To Leslie tiene ese espíritu de canción que suena un día triste y parece que solo hable de ti. En cierta manera, Leslie dialoga continuamente con las canciones que visten la película, todas hablan de sus errores, de sus heridas y de sus vendas, de alguien que se ha perdido y no recuerda cómo saldar sus deudas. Hay una escena en la que se encuentra tirada sobre la barra del bar, siendo consciente de aquello que suena en la gramola, y entabla una conversación con la canción que, con esa rebosante melancolía del country, ese tono lastimero y melódico con el que se arrancan las entrañas, parece dirigirse directamente a ella, recordándole todo el daño que una persona puede causar a quien más quiere. No es la única ocasión, pero sí la más demoledora y simbólica, que extrae de su sencillez un nuevo modo de relatar este continuo drama, sin necesidad de convertirse en un punto de inflexión o un despertar, solo un reproche íntimo en medio de ninguna parte.

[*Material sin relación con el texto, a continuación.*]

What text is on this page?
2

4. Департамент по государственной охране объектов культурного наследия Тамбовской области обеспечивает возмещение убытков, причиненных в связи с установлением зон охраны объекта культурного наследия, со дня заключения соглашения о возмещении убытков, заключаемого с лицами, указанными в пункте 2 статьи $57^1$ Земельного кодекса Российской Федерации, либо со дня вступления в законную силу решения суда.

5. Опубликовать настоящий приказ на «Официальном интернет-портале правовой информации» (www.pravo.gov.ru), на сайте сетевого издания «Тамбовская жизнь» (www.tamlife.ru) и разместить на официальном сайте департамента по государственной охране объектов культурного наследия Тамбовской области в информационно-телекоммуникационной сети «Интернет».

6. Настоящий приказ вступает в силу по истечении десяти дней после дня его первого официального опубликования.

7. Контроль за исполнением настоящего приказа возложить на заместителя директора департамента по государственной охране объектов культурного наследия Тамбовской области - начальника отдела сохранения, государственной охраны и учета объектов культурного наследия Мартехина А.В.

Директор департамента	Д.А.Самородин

Todas las canciones hablan de ti, de lo bueno, de lo malo, de lo que podría llegar, hasta que hay que transformarlas en hechos. Aquí es donde entra Michael Morris. Se habla de su debut en la gran pantalla, pero es una idea tramposa, teniendo en cuenta que ha participado en muchas series dirigiendo capítulos, algo que se puede intuir al ver cómo saca partido a sus actores, cómo exprime una idea sin que se note la asfixia y reporte algo de naturaleza. Morris sabe que la historia (real) en la que se basa tiene ese alma de telefilm, y podría llevarlo todo a una sesión de tarde más donde alguien se deja derrotar e intenta subsistir; pero este director que tan bien conoce el formato pequeño también sabe lo lejos que está en la actualidad de adaptarse al consumo rápido, a ver y olvidar, y encuentra un lugar intermedio donde reposar ese personaje que tanto ha moldeado para sacar una certeza de él.
Es cierto que la ficción se siente encajonada cuando trata de abrirse paso a través de una historia verídica, por encontrar unos pasajes que deben permanecer intactos, aunque sea por una simple inspiración en su origen. To Leslie deja en todo momento una impresión concreta sobre su personaje principal, no hay forma de escapar de la idea de mujer hundida que va a encontrar algún tipo de salvación. Es algo que resuena a canción sureña o a interés fílmico para que la historia se convierta en una de esas película norteamericanas que se entierran en un pasado que merece ser narrado, conocido por todos. Pero aquí, en cierto modo, se bajan las expectativas hasta humanizar el personaje y acompañarlo a su destino, en vez de convertirlo en una atracción de feria. Lo hace con la música, sí, pero también con la luz que acompaña a Leslie, unos tonos cálidos, naturales o artificiales, que siempre arrojan luz sobre el personaje para que se muestre tal como es, sin que ya queden sombras entre las que esconderse.
Andrea Riseborough es toda la película, su interpretación alimenta a la cámara sin forzar un solo instante a esa histriónica borracha que ha dilapidado su suerte, todo en ella es tangible, capaz de transmitir sus indómitas tribulaciones, ya sea enfrentándose a la desidia o a sus propios problemas, demostrando otros ideales de belleza a la hora de enfocar su protagonismo. Se podría tachar To Leslie de película al servicio de sus actores —siempre es un acierto contar con Allison Janney, capaz de dilapidar a sus contrarios ya sea en la comedia o el drama, como aquí sucede—, pero dentro de su sencillez encuentra formas de dialogar con las situaciones que les comprometen, dando espacio al brillo y a la oscuridad, a conceptualizar reproches sin necesidad de verbalizarlos, evitando que sean lo importante de este film.
To Leslie no es la película inolvidable, pero sí consigue que lo sea su protagonista, que se mueve con soltura por los bajos fondos y se reinterpreta constantemente sin perder un ápice de credibilidad, dentro de una especie de lección de vida que no intenta inculcar un mensaje, sirviendo simplemente de aproximación al mismo. Aquí es donde realmente puede ganarse al público un drama de estas características, olvidándose de dictar los doce pasos que un adicto debe solventar antes de alcanzar la felicidad, ese término ambiguo y realmente inabarcable. Morris prefiere acompañar en vez de obligar, no hay píldoras acomodaticias que dosificar, consiguiendo estar pendiente de un diálogo interno con el que romper a alguien en mil pedazos sin evitar las salpicaduras que ello conlleva.